Au-delà commence le grand jardin du thé : plus de 220 000 ha de collines plantées d'arbustes alignés qui font du Sri Lanka le deuxième producteur du monde après l'Inde. Entre 1 000 et 1 800 mètres d'altitude, se déroule le tapis vert des plantations. Ça et là émergent des groupes de femmes à moitié mangées par les buissons dont elles coupent le bourgeon et les deux dernières feuilles comme on le ferait d'un bonsaï. Le contenu de leur hotte est ensuite acheminé jusqu'à la manufacture voisine.
Les silhouettes usinières de zinc s'étagent à flanc de coteaux, rappelant le sérieux et l'importance de cette culture qui, au-delà de la formule, " le thé de Ceylan, c'est excellent ", place le Sri Lanka au premier rang des exportateurs.

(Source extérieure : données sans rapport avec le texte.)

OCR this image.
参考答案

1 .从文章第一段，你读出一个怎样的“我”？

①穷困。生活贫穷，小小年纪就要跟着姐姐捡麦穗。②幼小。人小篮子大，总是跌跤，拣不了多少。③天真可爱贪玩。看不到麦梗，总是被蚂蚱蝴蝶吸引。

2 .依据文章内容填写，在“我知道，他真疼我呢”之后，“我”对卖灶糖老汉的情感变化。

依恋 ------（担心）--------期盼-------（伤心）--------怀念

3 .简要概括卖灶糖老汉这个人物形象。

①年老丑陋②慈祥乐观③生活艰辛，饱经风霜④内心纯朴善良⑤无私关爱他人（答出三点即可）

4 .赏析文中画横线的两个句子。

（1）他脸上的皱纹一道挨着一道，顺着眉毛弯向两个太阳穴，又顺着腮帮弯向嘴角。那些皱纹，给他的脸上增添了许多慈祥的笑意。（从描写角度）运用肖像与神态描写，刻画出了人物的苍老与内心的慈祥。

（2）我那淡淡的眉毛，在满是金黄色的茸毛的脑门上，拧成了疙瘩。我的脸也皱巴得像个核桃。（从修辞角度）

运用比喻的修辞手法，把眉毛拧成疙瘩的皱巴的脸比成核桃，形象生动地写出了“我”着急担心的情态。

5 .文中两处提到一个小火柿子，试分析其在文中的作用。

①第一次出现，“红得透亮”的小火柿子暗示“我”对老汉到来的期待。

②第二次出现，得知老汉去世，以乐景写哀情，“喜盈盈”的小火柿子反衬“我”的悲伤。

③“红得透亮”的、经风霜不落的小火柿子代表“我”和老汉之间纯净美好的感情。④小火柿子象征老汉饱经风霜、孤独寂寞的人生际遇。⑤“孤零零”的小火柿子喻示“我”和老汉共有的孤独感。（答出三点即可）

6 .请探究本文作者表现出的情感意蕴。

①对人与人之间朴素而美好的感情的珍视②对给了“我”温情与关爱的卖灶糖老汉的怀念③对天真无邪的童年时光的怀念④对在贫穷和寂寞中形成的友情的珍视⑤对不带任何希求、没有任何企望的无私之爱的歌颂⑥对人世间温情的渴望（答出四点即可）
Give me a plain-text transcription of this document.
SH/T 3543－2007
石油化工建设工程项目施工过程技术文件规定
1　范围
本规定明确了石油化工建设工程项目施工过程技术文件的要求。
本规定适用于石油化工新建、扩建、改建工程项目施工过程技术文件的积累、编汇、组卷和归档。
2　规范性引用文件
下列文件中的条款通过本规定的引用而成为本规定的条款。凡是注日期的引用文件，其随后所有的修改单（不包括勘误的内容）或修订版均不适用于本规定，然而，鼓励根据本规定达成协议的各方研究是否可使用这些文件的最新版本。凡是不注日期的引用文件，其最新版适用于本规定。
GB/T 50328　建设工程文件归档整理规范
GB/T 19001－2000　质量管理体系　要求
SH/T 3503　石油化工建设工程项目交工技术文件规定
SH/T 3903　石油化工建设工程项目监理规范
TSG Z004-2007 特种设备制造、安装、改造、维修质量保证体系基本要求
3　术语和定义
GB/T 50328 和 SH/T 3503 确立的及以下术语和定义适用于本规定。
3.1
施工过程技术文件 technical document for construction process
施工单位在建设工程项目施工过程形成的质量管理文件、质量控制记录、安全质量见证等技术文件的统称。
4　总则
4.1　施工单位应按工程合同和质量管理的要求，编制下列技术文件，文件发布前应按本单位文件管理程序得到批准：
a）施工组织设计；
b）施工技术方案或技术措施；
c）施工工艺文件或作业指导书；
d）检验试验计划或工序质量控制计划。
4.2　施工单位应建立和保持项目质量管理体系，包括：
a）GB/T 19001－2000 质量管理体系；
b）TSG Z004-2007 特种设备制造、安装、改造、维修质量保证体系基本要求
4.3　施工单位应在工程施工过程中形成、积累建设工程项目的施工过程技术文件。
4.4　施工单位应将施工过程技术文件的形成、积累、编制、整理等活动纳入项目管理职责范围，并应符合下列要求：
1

L'île a aussi ses passages obligés, dûment catalogués à l'inventaire des merveilles de l'Unesco. La dénomination " triangle culturel " traduit mal la puissance sereine des anciens palais royaux des capitales médiévales d'Anuradhapura et de Polonnaruwa. Encore moins la noblesse et le fin sourire des Bouddha des grottes de Dambulla dont les parois sont tapissées de fresques contant la légende dorée de l'Illuminée.
Enfin, la route cahotante grimpe irrésistiblement vers la silhouette massive de Sigirya, " le rocher du Lion ", haut de presque 200 mètres (quatre fois notre Arc de triomphe) et strié de 600 marches. Il faut au moins en gravir le premier tiers jusqu'à l'anfractuosité qui abrite des fresques sublimes : vingt et une jeunes filles de quinze siècles, fraîches comme au premier jour, dont le sourire énigmatique, la finesse et la grâce dévoilent le raffinement de ces temps prestigieux. Alors, depuis cette terrasse qui domine le paysage, le jardin sri lankais, ses palmeraies, ses rizières et ses plantations, prend une dimension céleste.